Mais mon petit père, ne cherche pas à arracher ton cœur de ta poitrine. Quand ta main te fait mal, tu ne cherches pas à la couper avec un couteau, quand ta jambe te fait mal, tu ne l’abandonnes pas sur le chemin. Pourquoi, quand ton cœur te fait mal, veux-tu le sortir de ta poitrine, l’arracher d’un seul coup ? Tu prends soin de ta main, tu la caresses, tu mets des onguents sur ta jambe et tu lui donnes du repos. Pourquoi veux-tu arracher ton cœur de ta poitrine ? Ton cœur est plus beau quand il pleure, il a besoin de l’eau des petites fleurs, il a besoin d’onguents, de caresses et de repos.
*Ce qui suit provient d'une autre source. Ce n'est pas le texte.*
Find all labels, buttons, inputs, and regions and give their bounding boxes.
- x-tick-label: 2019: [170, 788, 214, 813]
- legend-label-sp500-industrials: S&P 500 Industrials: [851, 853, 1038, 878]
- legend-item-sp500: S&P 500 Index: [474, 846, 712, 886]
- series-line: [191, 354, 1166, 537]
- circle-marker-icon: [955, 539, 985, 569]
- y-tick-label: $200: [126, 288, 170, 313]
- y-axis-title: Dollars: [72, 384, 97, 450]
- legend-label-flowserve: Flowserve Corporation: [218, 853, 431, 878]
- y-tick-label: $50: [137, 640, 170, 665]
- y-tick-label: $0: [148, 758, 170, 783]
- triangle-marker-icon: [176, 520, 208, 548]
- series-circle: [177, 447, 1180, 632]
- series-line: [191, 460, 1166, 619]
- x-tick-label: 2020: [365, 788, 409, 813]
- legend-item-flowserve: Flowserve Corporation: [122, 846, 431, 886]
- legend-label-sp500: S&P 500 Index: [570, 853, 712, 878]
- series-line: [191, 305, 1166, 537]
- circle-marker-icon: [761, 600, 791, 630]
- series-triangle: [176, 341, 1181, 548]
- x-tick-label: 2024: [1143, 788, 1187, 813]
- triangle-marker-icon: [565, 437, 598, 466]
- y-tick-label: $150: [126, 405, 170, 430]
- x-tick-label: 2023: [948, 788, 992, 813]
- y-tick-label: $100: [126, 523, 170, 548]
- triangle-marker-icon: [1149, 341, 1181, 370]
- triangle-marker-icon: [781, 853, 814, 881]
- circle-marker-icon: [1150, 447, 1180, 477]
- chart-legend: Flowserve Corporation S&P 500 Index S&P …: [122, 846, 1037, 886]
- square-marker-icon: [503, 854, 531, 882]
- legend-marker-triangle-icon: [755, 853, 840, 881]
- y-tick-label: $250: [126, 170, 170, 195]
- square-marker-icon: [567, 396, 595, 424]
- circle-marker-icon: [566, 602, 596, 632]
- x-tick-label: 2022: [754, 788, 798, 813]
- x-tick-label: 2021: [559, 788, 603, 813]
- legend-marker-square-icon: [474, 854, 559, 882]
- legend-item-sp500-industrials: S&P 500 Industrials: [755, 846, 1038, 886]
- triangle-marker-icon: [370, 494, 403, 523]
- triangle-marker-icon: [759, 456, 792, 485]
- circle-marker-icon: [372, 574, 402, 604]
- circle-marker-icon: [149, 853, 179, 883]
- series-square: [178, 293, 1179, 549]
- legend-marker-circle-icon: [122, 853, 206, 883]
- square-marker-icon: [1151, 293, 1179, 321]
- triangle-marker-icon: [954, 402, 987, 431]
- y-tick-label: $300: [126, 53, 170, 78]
Demande à ton cœur de pleurer, emmène-le sur la place de Huacaypata et laisse-le voltiger comme un colibri.

Quand j’ai découvert la désillusion, j’ai voulu monter sur la montagne et me empoisonner, comme l’a fait mon père. J’ai essayé, mais je n’ai pas pu. C’est que le vent m’a parlé.

Comment parle la tempête ? Près des précipices, elle hurle, près des sources, elle chante. Le vent est parfois doux et parfois il se met en colère. Il faut l’écouter, il nous dit toujours où nous sommes, où se trouve le ravin, où se trouve la source.

Il en va de même pour l’eau. L’eau parle aussi si nous l’écoutons.

Le soleil et les étoiles parlent, les plantes rampantes et grimpantes parlent, la terre parle, mais surtout, le vent parle.

Comme la désillusion est belle, mon petit père ! Avec le temps, la blessure se transforme en un tourbillon capricieux qui ravive la mémoire.

As-tu déjà vu une maison paysanne avec des miroirs ? Le paysan n’a pas besoin de se regarder, il n’a pas d’image de lui-même. Il se confond avec la terre et est implacable comme le vent.

Tu me demandes ce qu’est la cordillère des Andes ? Je vais te le dire. En quechua, on l’appelle Antis ou Antisuyo. Quand on grimpe sur ces sommets, on voit au loin des montagnes beaucoup plus hautes, des montagnes entourées de jungle, impossibles à escalader, terribles et mystérieuses. Ce sont les Antis, les Andis, les Andes. C’est là-bas, dans cet endroit lointain et mystérieux, que vont nos ancêtres, c’est là-bas que vont nos peines.

Nos morts et nos peines se ressemblent beaucoup, c’est pourquoi ils vont au même endroit. Les morts disent toujours « je pars, mais je reviendrai », et c’est ce que font toujours les peines, elles partent mais reviennent toujours. Et quand elles reviennent, nous les accueillons comme des parents égarés, comme de vieux amis.

Comme la tristesse est belle, mon petit père, comme le cœur est beau quand il pleure ! Quand il pleure, c’est comme un colibri qui s’envole jusqu’aux Antis et converse avec les morts, et converse avec les peines.